Well, here is my idea. It stemmed from the thought that electric cars are too quite. Why not have a pipe that runs under the car where the old exhaust ran and have it intake air on the front and then make a sound out of the back or sides like a trumpet or other horned instrument. The faster you go the louder and more noise it makes. I wasn’t thinking Harley type loud, but just enough to where you could here the car coming and give it an old time low motor-ish rumble.
But wait there’s more. Why just have the tube produce a sound? It seems that it should be possible to place turbines inside the tube or tubes that could use the wind force to spin and create electricity. I at first thought that you would have a small opening on the front that channels the air flow into chambers for maximum pressure at lower speeds (say 30MPH might be the optimum speed). Inside the chamber would be many little fans that catch the wind and spin, I envisioned the fans that run on computer CPU’s. Having a few tubes running under the car catching the directional airflow that is there anyway and spinning many little rotors would seem like it could make a lot of extra power. I guess you would have to account for the added weight of the tubes on the car, and the tubes may add to the drag, although the air does pass through the tube and is under the car catching air that was already broken by the front of the car. I liked the tube idea in that typical windmills try to catch air from many directions, with the car it can really only be going in one direction so the air is always coming from the front.
Then I got to thinking if an array of small fans was the right way to go, or if there would be more power generated by a turbine setup. Instead of 20 or more little fans in the tube, why not one turbine like in a jet that would be larger, yet spin faster with the available wind force. I had pictured like a tube from the front and a larger part in the tube sort of like the mufflers of today. Inside the muffler would be a turbine catching the forced directional air from the cars movement and creating power to return to the batteries.
So I did a little Google searching and did not find anything under “Tube Wind Turbine Generators”. I attribute this to the fact that it’s hard to force air down a tube. But in a car that is moving in a linear direction it isn’t. I did find some formulas on calculating the power you would get, but it’s based on Windmill type generators. It was interesting to read that a setup with the fan blades falls into the formulas given, and that a single fan would only be able to gather about 30-40% of the available force of the wind, which makes sense. So in the case of the array of fans it is possible to almost achieve near 100% efficiency as you would have a multitude of fans pulling the energy out of the force. Say if inside the tube you had 20 fans. The first fan takes 20% of the force and converts it to energy, then the next takes 20% of what is left and so on. In my theory, if you want to call it that, at 30 MPH all fans would be spinning, at 20 MPH maybe only the 1st 15 fans have enough force to spin and the last 5 don’t have enough wind to spin. Of note though at 40MPH there might not be as much gain as the fans would all be spinning and at some maximum revolutions and thus not generating any more energy than at a lower speed.

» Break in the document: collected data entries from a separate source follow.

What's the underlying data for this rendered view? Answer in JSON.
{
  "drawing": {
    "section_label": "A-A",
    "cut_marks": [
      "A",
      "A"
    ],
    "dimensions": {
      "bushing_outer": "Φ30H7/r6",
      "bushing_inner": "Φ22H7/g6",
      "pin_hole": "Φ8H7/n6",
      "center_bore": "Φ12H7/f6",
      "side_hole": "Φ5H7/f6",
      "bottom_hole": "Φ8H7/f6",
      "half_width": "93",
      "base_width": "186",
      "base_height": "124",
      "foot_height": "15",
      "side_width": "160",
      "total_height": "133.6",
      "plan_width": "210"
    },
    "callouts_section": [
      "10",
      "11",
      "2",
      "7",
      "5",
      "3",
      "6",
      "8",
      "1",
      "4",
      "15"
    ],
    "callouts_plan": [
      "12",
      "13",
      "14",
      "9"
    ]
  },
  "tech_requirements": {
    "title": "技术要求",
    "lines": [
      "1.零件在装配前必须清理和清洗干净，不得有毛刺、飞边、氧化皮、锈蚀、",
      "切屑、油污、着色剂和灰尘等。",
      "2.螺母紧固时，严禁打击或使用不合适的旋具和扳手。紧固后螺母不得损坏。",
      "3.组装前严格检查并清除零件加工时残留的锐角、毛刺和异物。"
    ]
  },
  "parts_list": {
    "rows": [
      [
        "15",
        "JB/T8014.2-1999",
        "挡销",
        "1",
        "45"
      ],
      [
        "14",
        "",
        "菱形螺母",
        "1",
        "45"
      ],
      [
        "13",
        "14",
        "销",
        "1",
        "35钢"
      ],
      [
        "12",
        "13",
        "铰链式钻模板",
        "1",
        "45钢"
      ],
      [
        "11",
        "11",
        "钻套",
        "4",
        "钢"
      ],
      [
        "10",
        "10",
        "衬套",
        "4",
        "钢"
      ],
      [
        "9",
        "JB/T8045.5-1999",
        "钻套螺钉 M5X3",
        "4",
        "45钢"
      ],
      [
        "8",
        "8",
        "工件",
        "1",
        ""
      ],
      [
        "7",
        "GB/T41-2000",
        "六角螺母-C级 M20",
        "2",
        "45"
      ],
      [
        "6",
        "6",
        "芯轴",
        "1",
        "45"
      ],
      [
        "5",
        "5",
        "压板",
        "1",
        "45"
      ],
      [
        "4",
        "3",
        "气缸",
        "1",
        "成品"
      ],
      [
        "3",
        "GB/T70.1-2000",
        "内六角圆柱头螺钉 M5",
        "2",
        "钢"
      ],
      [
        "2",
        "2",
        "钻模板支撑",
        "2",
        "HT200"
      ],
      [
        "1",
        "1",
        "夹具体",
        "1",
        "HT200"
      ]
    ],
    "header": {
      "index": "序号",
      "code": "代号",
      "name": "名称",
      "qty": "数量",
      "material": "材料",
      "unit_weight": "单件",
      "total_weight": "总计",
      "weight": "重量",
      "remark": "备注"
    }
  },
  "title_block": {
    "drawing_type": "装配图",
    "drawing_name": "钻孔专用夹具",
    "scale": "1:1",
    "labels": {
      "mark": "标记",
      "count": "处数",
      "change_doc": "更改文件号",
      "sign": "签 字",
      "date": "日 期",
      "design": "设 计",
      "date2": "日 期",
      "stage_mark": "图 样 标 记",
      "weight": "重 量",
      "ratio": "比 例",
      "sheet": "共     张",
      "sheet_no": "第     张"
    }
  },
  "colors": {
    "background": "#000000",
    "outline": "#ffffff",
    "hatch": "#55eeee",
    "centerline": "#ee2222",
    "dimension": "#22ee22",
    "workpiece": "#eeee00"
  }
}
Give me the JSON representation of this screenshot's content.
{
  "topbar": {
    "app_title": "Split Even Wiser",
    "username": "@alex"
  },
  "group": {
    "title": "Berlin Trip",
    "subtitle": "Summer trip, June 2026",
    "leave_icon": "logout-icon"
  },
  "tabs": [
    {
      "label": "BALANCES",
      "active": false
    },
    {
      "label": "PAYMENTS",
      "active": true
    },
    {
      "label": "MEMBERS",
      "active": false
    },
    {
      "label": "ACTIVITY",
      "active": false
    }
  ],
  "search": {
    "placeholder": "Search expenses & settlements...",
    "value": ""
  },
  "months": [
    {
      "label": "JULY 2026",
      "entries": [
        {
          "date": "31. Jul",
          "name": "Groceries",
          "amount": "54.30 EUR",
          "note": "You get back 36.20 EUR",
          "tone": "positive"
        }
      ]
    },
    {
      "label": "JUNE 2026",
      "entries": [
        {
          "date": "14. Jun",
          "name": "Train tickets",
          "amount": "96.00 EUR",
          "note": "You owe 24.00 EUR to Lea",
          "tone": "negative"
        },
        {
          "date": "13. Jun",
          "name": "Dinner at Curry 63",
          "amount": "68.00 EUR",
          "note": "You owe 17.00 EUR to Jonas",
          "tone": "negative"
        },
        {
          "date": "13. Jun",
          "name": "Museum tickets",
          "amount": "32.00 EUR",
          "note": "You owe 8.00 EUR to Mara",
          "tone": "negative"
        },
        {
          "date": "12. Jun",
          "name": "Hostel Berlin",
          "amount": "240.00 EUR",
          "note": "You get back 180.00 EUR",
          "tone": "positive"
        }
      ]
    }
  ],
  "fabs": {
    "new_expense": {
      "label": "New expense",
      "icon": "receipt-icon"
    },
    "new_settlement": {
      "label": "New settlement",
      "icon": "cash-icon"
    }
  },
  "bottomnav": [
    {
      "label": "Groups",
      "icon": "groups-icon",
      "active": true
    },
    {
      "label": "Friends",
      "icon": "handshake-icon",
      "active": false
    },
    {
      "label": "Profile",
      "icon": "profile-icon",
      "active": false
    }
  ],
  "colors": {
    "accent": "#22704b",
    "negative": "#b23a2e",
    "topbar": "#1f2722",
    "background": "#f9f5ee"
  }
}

Then I think about something like a jet turbine that would spin faster.
Then I have the thought that current wind turbines are attached to a generator. The small fan idea works in that each small fan could have a small generator and have wires feed out of the tube. A jet turbine type fan would need to be attached to a generator too. And as I think about it the jet turbine would not use up as much air as the array of fans would, although you could put 2 or 3 turbines in the tube to gather the passing air.
That is it in a nut shell. It totally seems plausible to be able to have inlets on the front of an electric car that force air into a tube that later passes the air over either fan blades or though a jet turbine of sorts that would be able to generate electricity for the car while it was moving. The trick is how much energy could the tube create, how much weight does it add, how much drag does it create, and how do you keep the insides of the tube from gathering junk from the road?